こんにちは、たかし弁護士(和泉貴士)です。

遺族が、病院(自死の場合は精神科が大半です。)にカルテの開示を請求したけれど、拒否されてしまったという話をときどき聞きます。

カルテは、月1~2回程度とはいえ、家族の状態をリアルタイムに記載しているので、時として情報の宝庫です。私達は労災申請を検討するための基礎資料として、カルテはほぼ100%取り寄せて参考にします。

もっとも、病院からすると、カルテはもともと開示を目的として作成されたものではないし、記載次第では遺族とトラブルになるリスクもあると考えて、なかなか開示に応じてくれないこともあります。

遺族に対する診療記録の開示に関しては、厚労省「診療情報の提供等に関する指針」(以下、「指針」と略して表記します。)に記載があります。結論から言えば、原則として医療従事者等は遺族からの診療記録の開示に応じなければなりません。理由は以下のとおりです。

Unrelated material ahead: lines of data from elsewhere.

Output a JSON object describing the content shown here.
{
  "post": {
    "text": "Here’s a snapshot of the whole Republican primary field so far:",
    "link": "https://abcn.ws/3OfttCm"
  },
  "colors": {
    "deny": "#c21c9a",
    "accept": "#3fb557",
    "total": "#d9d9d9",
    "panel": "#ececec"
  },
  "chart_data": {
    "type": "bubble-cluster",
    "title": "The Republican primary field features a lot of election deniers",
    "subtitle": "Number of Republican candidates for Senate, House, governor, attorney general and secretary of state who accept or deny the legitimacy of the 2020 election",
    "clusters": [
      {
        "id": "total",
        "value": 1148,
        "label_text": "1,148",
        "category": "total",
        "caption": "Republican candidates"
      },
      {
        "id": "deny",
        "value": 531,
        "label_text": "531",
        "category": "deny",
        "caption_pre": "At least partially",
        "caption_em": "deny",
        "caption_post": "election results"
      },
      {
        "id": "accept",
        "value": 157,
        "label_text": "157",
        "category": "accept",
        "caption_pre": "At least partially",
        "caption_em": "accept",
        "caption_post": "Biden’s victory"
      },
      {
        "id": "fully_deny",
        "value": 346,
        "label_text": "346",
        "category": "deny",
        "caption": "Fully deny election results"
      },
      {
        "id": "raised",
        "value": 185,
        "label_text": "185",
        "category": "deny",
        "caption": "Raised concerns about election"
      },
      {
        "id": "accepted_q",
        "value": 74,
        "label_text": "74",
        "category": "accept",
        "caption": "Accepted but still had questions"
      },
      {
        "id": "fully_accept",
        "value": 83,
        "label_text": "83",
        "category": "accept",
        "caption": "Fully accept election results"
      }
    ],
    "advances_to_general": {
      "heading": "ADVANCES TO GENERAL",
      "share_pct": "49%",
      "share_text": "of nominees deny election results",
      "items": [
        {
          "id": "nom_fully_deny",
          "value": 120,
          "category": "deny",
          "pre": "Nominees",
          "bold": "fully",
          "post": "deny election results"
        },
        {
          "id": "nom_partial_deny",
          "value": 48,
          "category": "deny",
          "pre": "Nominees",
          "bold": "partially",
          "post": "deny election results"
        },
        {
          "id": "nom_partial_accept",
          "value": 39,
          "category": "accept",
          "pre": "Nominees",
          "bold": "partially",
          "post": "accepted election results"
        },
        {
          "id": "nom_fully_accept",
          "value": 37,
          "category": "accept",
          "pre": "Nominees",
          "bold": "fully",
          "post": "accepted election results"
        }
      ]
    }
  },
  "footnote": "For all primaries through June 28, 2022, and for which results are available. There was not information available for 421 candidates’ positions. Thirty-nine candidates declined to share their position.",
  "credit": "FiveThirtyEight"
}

指針では、「9 遺族に対する診療情報の提供」において、「医療従事者等は、患者が死亡した際には遅滞なく、遺族に対して、死亡に至るまでの診療経過、死亡原因等についての診療情報を提供しなければならない。」と述べたうえで、「遺族に対する診療情報の提供に当たっては、3、7の(1)、(3)及び(4)並びに8の定めを準用する。」と規定されています。

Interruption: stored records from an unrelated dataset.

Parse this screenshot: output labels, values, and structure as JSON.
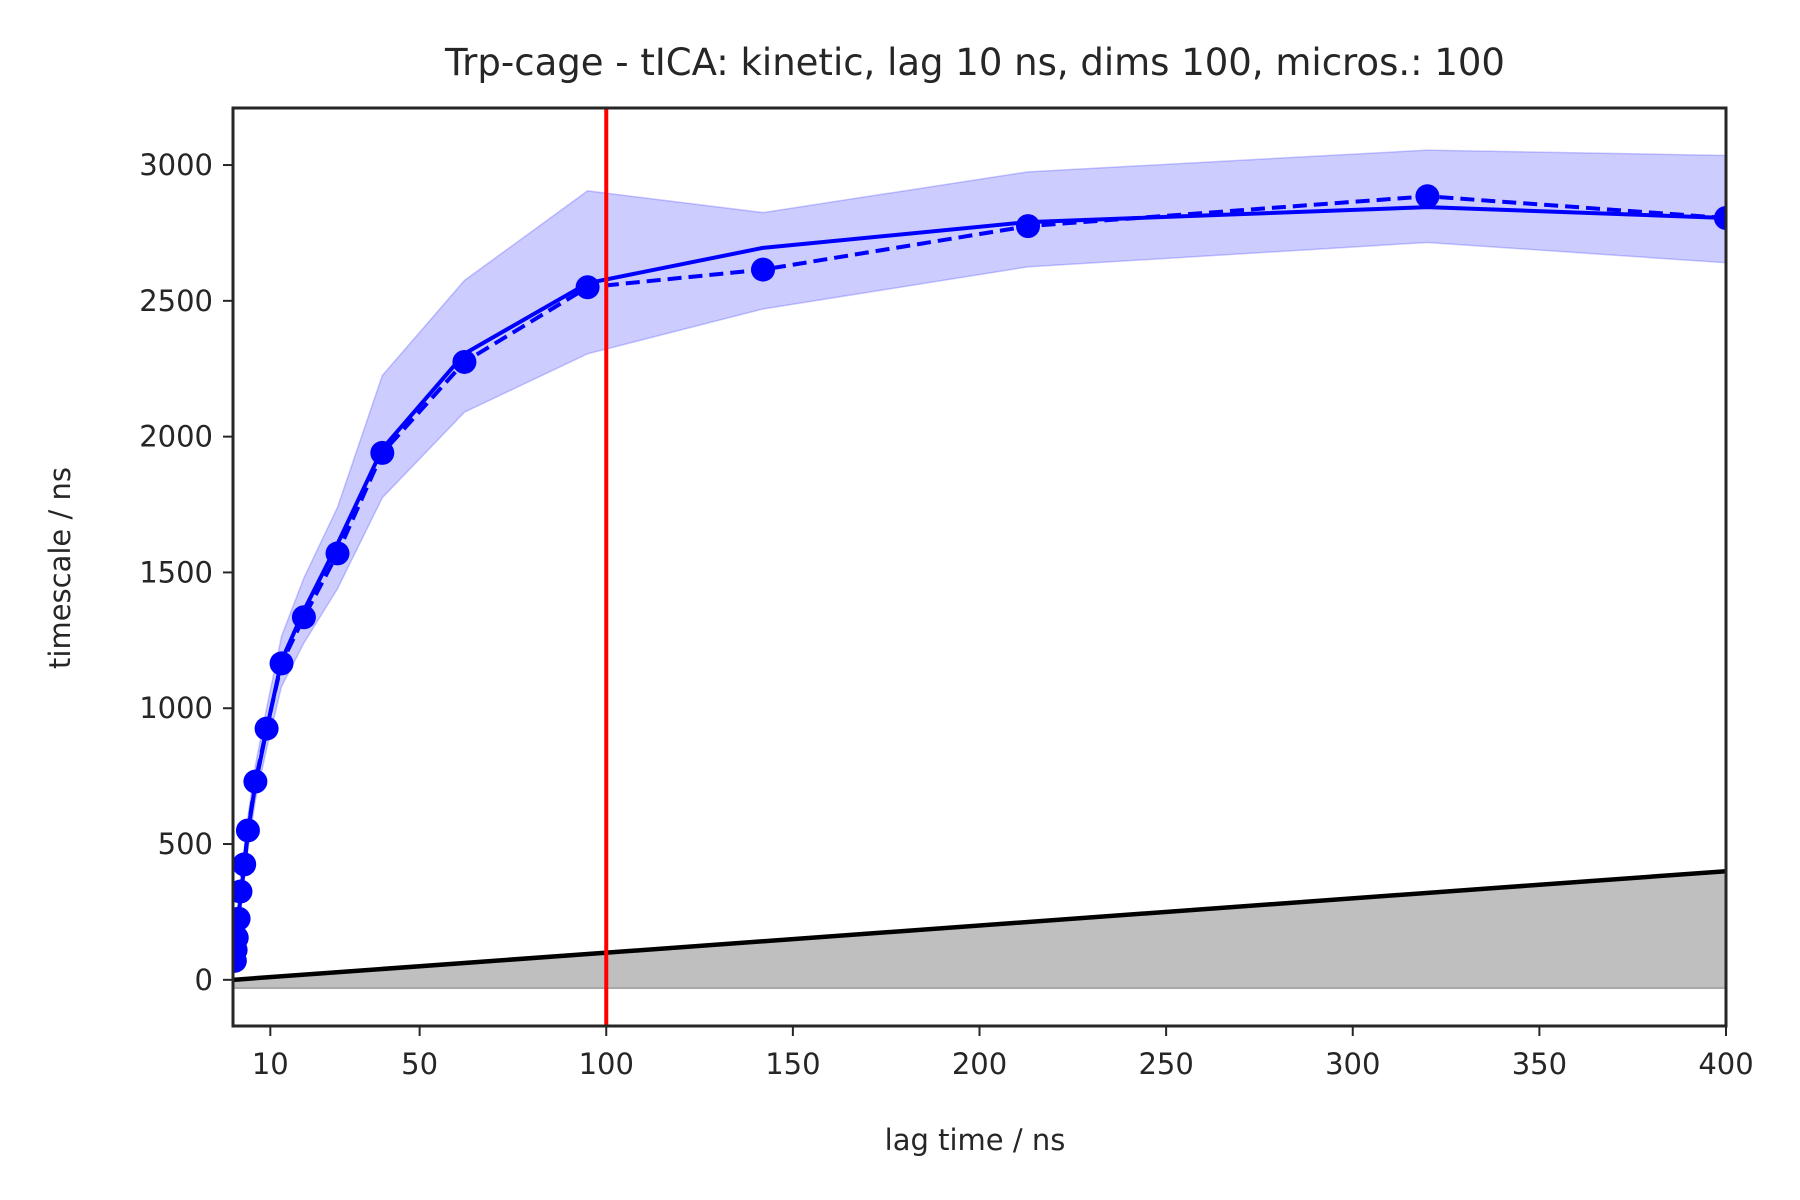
{
  "chart_data": {
    "type": "line",
    "title": "Trp-cage - tICA: kinetic, lag 10 ns, dims 100, micros.: 100",
    "xlabel": "lag time / ns",
    "ylabel": "timescale / ns",
    "xlim": [
      0,
      400
    ],
    "ylim": [
      -170,
      3210
    ],
    "xticks": [
      10,
      50,
      100,
      150,
      200,
      250,
      300,
      350,
      400
    ],
    "yticks": [
      0,
      500,
      1000,
      1500,
      2000,
      2500,
      3000
    ],
    "grid": false,
    "legend": "none",
    "colors": {
      "series": "#0000ff",
      "band": "#0000ff",
      "selected_lag": "#ff0000",
      "lag_line": "#000000",
      "lag_fill": "#bfbfbf"
    },
    "selected_lag": 100,
    "lag_line": {
      "x": [
        0,
        400
      ],
      "y": [
        0,
        400
      ],
      "fill_floor": -30
    },
    "series": [
      {
        "style": "solid",
        "x": [
          0.5,
          0.7,
          1,
          1.5,
          2,
          3,
          4,
          6,
          9,
          13,
          19,
          28,
          40,
          62,
          95,
          142,
          213,
          320,
          400
        ],
        "y": [
          70,
          105,
          145,
          220,
          310,
          410,
          545,
          720,
          920,
          1175,
          1360,
          1605,
          1955,
          2305,
          2565,
          2695,
          2790,
          2845,
          2805
        ]
      },
      {
        "style": "dashed",
        "markers": true,
        "x": [
          0.5,
          0.7,
          1,
          1.5,
          2,
          3,
          4,
          6,
          9,
          13,
          19,
          28,
          40,
          62,
          95,
          142,
          213,
          320,
          400
        ],
        "y": [
          70,
          110,
          155,
          225,
          325,
          425,
          550,
          730,
          925,
          1165,
          1335,
          1570,
          1940,
          2275,
          2550,
          2615,
          2775,
          2885,
          2805
        ]
      }
    ],
    "confidence_band": {
      "x": [
        0.5,
        1,
        2,
        4,
        6,
        9,
        13,
        19,
        28,
        40,
        62,
        95,
        142,
        213,
        320,
        400
      ],
      "upper": [
        100,
        190,
        370,
        600,
        790,
        1000,
        1265,
        1480,
        1740,
        2225,
        2575,
        2905,
        2825,
        2975,
        3055,
        3035
      ],
      "lower": [
        40,
        110,
        260,
        480,
        660,
        850,
        1080,
        1240,
        1440,
        1775,
        2090,
        2305,
        2470,
        2625,
        2715,
        2640
      ]
    }
  }
}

そして、準用された部分の規定をみていくと、「7 診療記録の開示」においては、「医療従事者等は、患者等が患者の診療記録の開示を求めた場合には、原則としてこれに応じなければならない。」と規定されています。

例外として開示を拒否できる場合については、「8 診療情報の提供を拒み得る場合」に記載があります。具体的には、「(1)診療情報の提供が、第三者の利益を害するおそれがあるとき、(2)診療情報の提供が、患者本人の心身の状況を著しく損なうおそれがあるとき」が挙げられています。

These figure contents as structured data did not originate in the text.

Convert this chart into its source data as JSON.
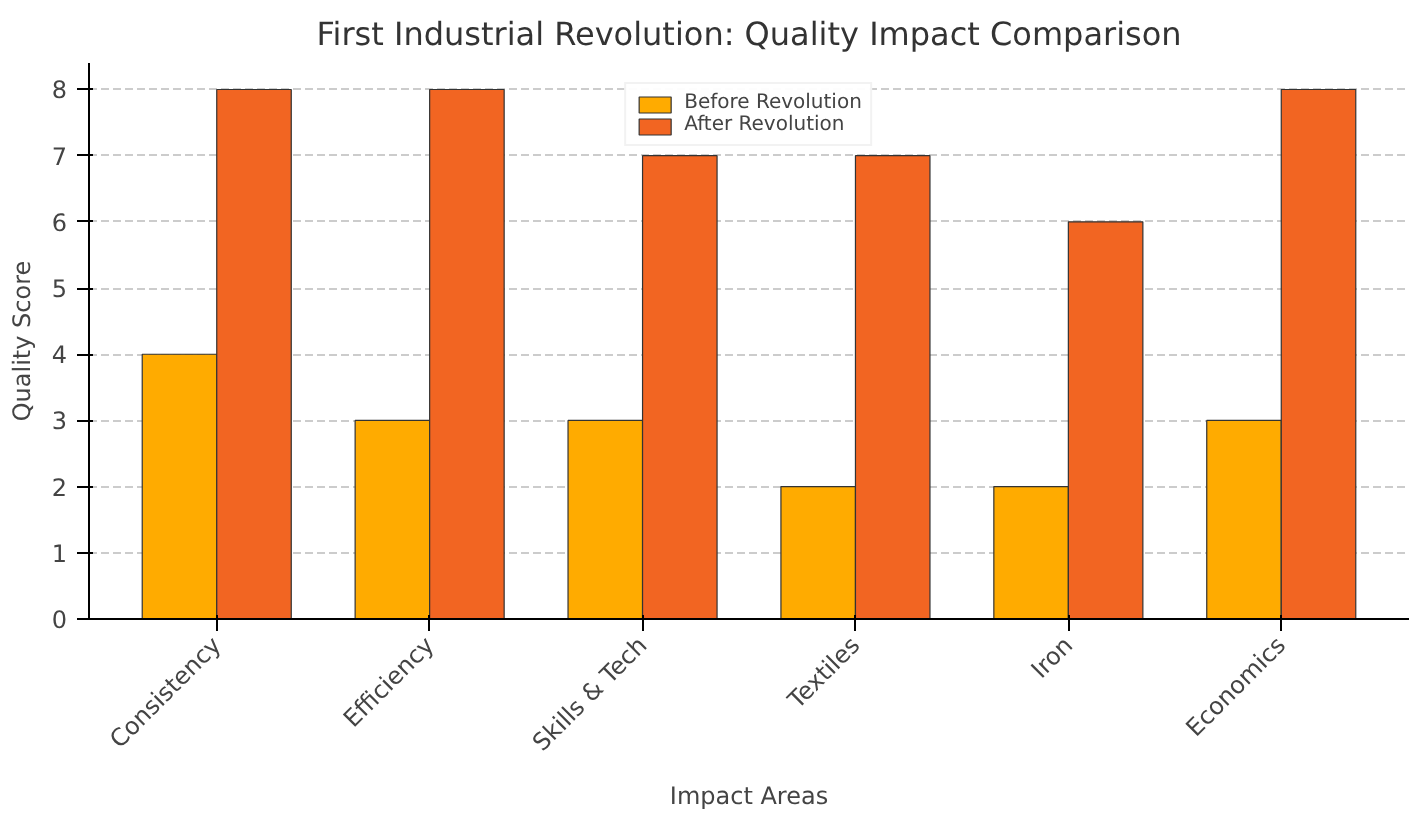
{
  "chart_data": {
    "type": "bar",
    "title": "First Industrial Revolution: Quality Impact Comparison",
    "xlabel": "Impact Areas",
    "ylabel": "Quality Score",
    "categories": [
      "Consistency",
      "Efficiency",
      "Skills & Tech",
      "Textiles",
      "Iron",
      "Economics"
    ],
    "series": [
      {
        "name": "Before Revolution",
        "color": "#ffab00",
        "values": [
          4,
          3,
          3,
          2,
          2,
          3
        ]
      },
      {
        "name": "After Revolution",
        "color": "#f26522",
        "values": [
          8,
          8,
          7,
          7,
          6,
          8
        ]
      }
    ],
    "ylim": [
      0,
      8.4
    ],
    "yticks": [
      0,
      1,
      2,
      3,
      4,
      5,
      6,
      7,
      8
    ],
    "grid": "y",
    "legend": "top"
  }
}
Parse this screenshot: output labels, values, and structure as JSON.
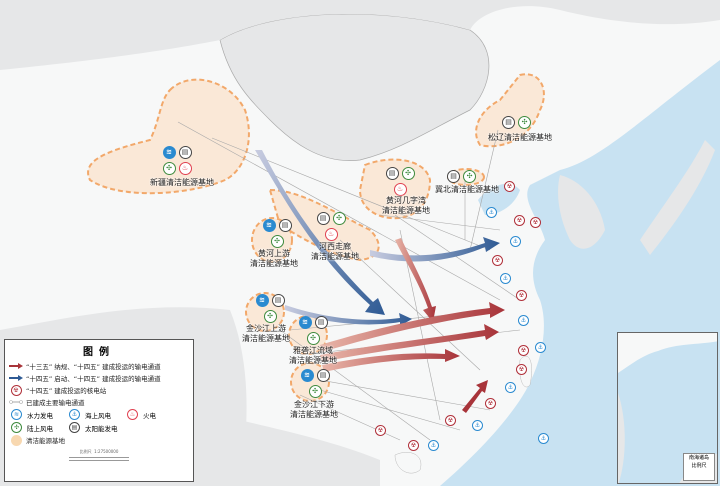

(2)については患者が死亡している場合にはあまり該当することは無いでしょう。(1)の具体例としては、「患者の状況等について、家族や患者の関係者が医療従事者に情報提供を行っている場合に、これらの者の同意を得ずに患者自身に当該情報を提供することにより、患者と家族や患者の関係者との人間関係が悪化するなど、これらの者の利益を害するおそれがある場合」が挙げられていますが、労災申請準備のためという目的からすれば、(1)に該当するケースはあまり想定できないように思います。

以上からすれば、労災申請等の目的でカルテ開示を請求した場合、医療従事者等は、原則として、遺族からの診療記録の開示に応じなければならないことになります。